In case of miners who carried out illegal mining in forest areas, penalties amounting to 70 per cent of the benchmark price should be recovered from the offending miners, the panel said in its recommendation to the top court submitted today.
CEC has also directed the state government to re-investigate allegations of violation of Rule-37 (of Mineral Concession Rules, 1960) by the mine owners and take appropriate action. “The CEC is of the view that it may be appropriate that 30 per cent of the notional value of iron ore and manganese ore produced by each of the lessees without environmental clearances may be directed to be recovered from the concerned lessees. If the concerned party fails to pay the amount within the prescribed time period (three months), then operations of their mines will be suspended and thereafter should be determined”, it said in its recommendation regarding status of illegal mining in Odisha. The CEC recommendation is much lesser than Rs 61,705.70 crore penalty demanded by the Odisha government from offending miners in cases of excess mining as it has taken only benchmark price issued by the Indian Bureau of Mines (IBM), citing that taking year wise price of different grades of iron ore and manganese is a ‘cumbersome process’.
The CEC has found that a total of 213 million tonne iron ore and 2.4 million tonne manganese ore were extracted between 2001 and 2010 in Odisha by 72 leaseholders. Out of these, 14 leaseholders, including state run Odisha Mining Corporation (OMC), BPME Ltd, a PSU of Union government, Tata Steel and Aditya Birla Group controlled Essel Mining were responsible for more than 70 per cent of illegally extracted ore output.

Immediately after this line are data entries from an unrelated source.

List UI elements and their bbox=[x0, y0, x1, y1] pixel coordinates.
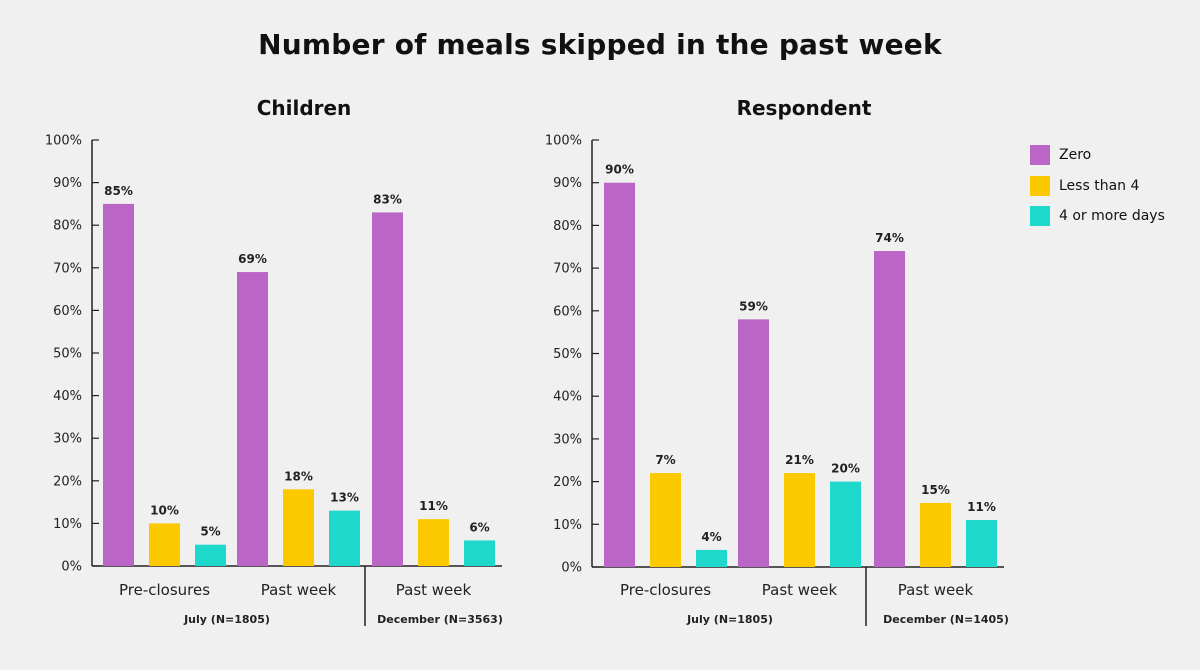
respondent-bar-4-or-more-days bbox=[696, 549, 727, 567]
respondent-bar-less-than-4 bbox=[920, 502, 951, 567]
legend: Zero Less than 4 4 or more days bbox=[1030, 140, 1165, 232]
children-bar-less-than-4 bbox=[418, 519, 449, 566]
respondent-bar-value-label: 74% bbox=[875, 231, 904, 245]
children-category-label: Past week bbox=[396, 581, 472, 599]
children-bar-zero bbox=[372, 212, 403, 567]
children-bar-zero bbox=[103, 203, 134, 566]
respondent-y-tick-label: 0% bbox=[561, 561, 582, 576]
children-y-tick-label: 80% bbox=[53, 219, 82, 234]
children-y-tick-label: 10% bbox=[53, 517, 82, 532]
respondent-bar-value-label: 4% bbox=[701, 530, 721, 544]
respondent-y-tick-label: 50% bbox=[553, 347, 582, 362]
children-bar-value-label: 83% bbox=[373, 192, 402, 206]
children-group-label: December (N=3563) bbox=[377, 613, 503, 626]
legend-label-4-or-more: 4 or more days bbox=[1059, 208, 1165, 225]
children-bar-4-or-more-days bbox=[195, 544, 226, 566]
respondent-group-label: July (N=1805) bbox=[686, 613, 773, 626]
legend-item-zero: Zero bbox=[1030, 140, 1165, 171]
respondent-bar-value-label: 20% bbox=[831, 462, 860, 476]
respondent-y-tick-label: 40% bbox=[553, 390, 582, 405]
respondent-category-label: Past week bbox=[898, 581, 974, 599]
legend-label-zero: Zero bbox=[1059, 147, 1092, 164]
respondent-bar-value-label: 90% bbox=[605, 163, 634, 177]
children-y-tick-label: 20% bbox=[53, 474, 82, 489]
children-bar-value-label: 6% bbox=[469, 520, 489, 534]
respondent-bar-value-label: 15% bbox=[921, 483, 950, 497]
children-y-tick-label: 40% bbox=[53, 389, 82, 404]
children-bar-value-label: 11% bbox=[419, 499, 448, 513]
respondent-y-tick-label: 60% bbox=[553, 304, 582, 319]
legend-label-less-than-4: Less than 4 bbox=[1059, 177, 1140, 194]
respondent-bar-value-label: 21% bbox=[785, 453, 814, 467]
respondent-bar-zero bbox=[874, 251, 905, 567]
children-panel-title: Children bbox=[257, 96, 352, 120]
respondent-y-tick-label: 30% bbox=[553, 432, 582, 447]
respondent-bar-less-than-4 bbox=[784, 473, 815, 567]
legend-swatch-zero bbox=[1030, 145, 1050, 166]
children-y-tick-label: 60% bbox=[53, 304, 82, 319]
chart-title: Number of meals skipped in the past week bbox=[258, 28, 942, 61]
respondent-bar-value-label: 11% bbox=[967, 500, 996, 514]
children-bar-value-label: 13% bbox=[330, 491, 359, 505]
respondent-y-tick-label: 80% bbox=[553, 219, 582, 234]
children-bar-less-than-4 bbox=[283, 489, 314, 566]
legend-item-4-or-more: 4 or more days bbox=[1030, 201, 1165, 232]
children-bar-value-label: 5% bbox=[200, 525, 220, 539]
respondent-y-tick-label: 70% bbox=[553, 262, 582, 277]
children-y-tick-label: 100% bbox=[45, 134, 82, 149]
legend-swatch-4-or-more bbox=[1030, 206, 1050, 227]
respondent-y-tick-label: 100% bbox=[545, 134, 582, 149]
respondent-bar-zero bbox=[604, 182, 635, 567]
children-category-label: Past week bbox=[261, 581, 337, 599]
respondent-group-label: December (N=1405) bbox=[883, 613, 1009, 626]
legend-item-less-than-4: Less than 4 bbox=[1030, 171, 1165, 202]
respondent-category-label: Pre-closures bbox=[620, 581, 711, 599]
children-bar-value-label: 85% bbox=[104, 184, 133, 198]
respondent-bar-4-or-more-days bbox=[830, 481, 861, 567]
children-y-tick-label: 30% bbox=[53, 432, 82, 447]
legend-swatch-less-than-4 bbox=[1030, 175, 1050, 196]
children-group-label: July (N=1805) bbox=[183, 613, 270, 626]
children-bar-value-label: 10% bbox=[150, 503, 179, 517]
respondent-bar-less-than-4 bbox=[650, 473, 681, 567]
children-bar-4-or-more-days bbox=[464, 540, 495, 566]
children-bar-value-label: 18% bbox=[284, 469, 313, 483]
children-y-tick-label: 70% bbox=[53, 261, 82, 276]
children-category-label: Pre-closures bbox=[119, 581, 210, 599]
children-bar-4-or-more-days bbox=[329, 510, 360, 566]
children-bar-less-than-4 bbox=[149, 523, 180, 566]
respondent-bar-value-label: 7% bbox=[655, 453, 675, 467]
respondent-category-label: Past week bbox=[762, 581, 838, 599]
children-y-tick-label: 0% bbox=[61, 560, 82, 575]
respondent-y-tick-label: 20% bbox=[553, 475, 582, 490]
respondent-bar-value-label: 59% bbox=[739, 299, 768, 313]
respondent-panel-title: Respondent bbox=[737, 96, 872, 120]
respondent-y-tick-label: 90% bbox=[553, 176, 582, 191]
children-y-tick-label: 50% bbox=[53, 347, 82, 362]
respondent-bar-4-or-more-days bbox=[966, 520, 997, 567]
children-bar-zero bbox=[237, 272, 268, 566]
respondent-y-tick-label: 10% bbox=[553, 518, 582, 533]
children-bar-value-label: 69% bbox=[238, 252, 267, 266]
respondent-bar-zero bbox=[738, 319, 769, 567]
children-y-tick-label: 90% bbox=[53, 176, 82, 191]
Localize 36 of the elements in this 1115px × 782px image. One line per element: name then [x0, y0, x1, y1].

For miners who have encroached forest areas beyond lease permit, the CEC has recommended that an amount of Rs 5 crore per hectare (ha) should be collected for dumping wastes of mining activities and Rs 1 crore for carrying out allied activities of mining. Though the CEC lauded the state government’s recent action to curb illegal mining, it commented that the state government and its officials ‘cannot escape the responsibility for such brazen violations of Acts and Rules’.
While examining violation regarding transfer of mining lease ownership, the committee said that the miners and ore extracting contractors took the benefit of lax attitude of the state government officials.
It observed that the payment mode for ore raising contract was either in terms of percentage of total earning made from ore sales or were substantially higher raising cost than ore raised by state-run agencies such as OMC.
“Such practices, if not checked, will have serious consequences,” it said in its observation. The report was submitted in accordance with the Supreme Court order in May this year.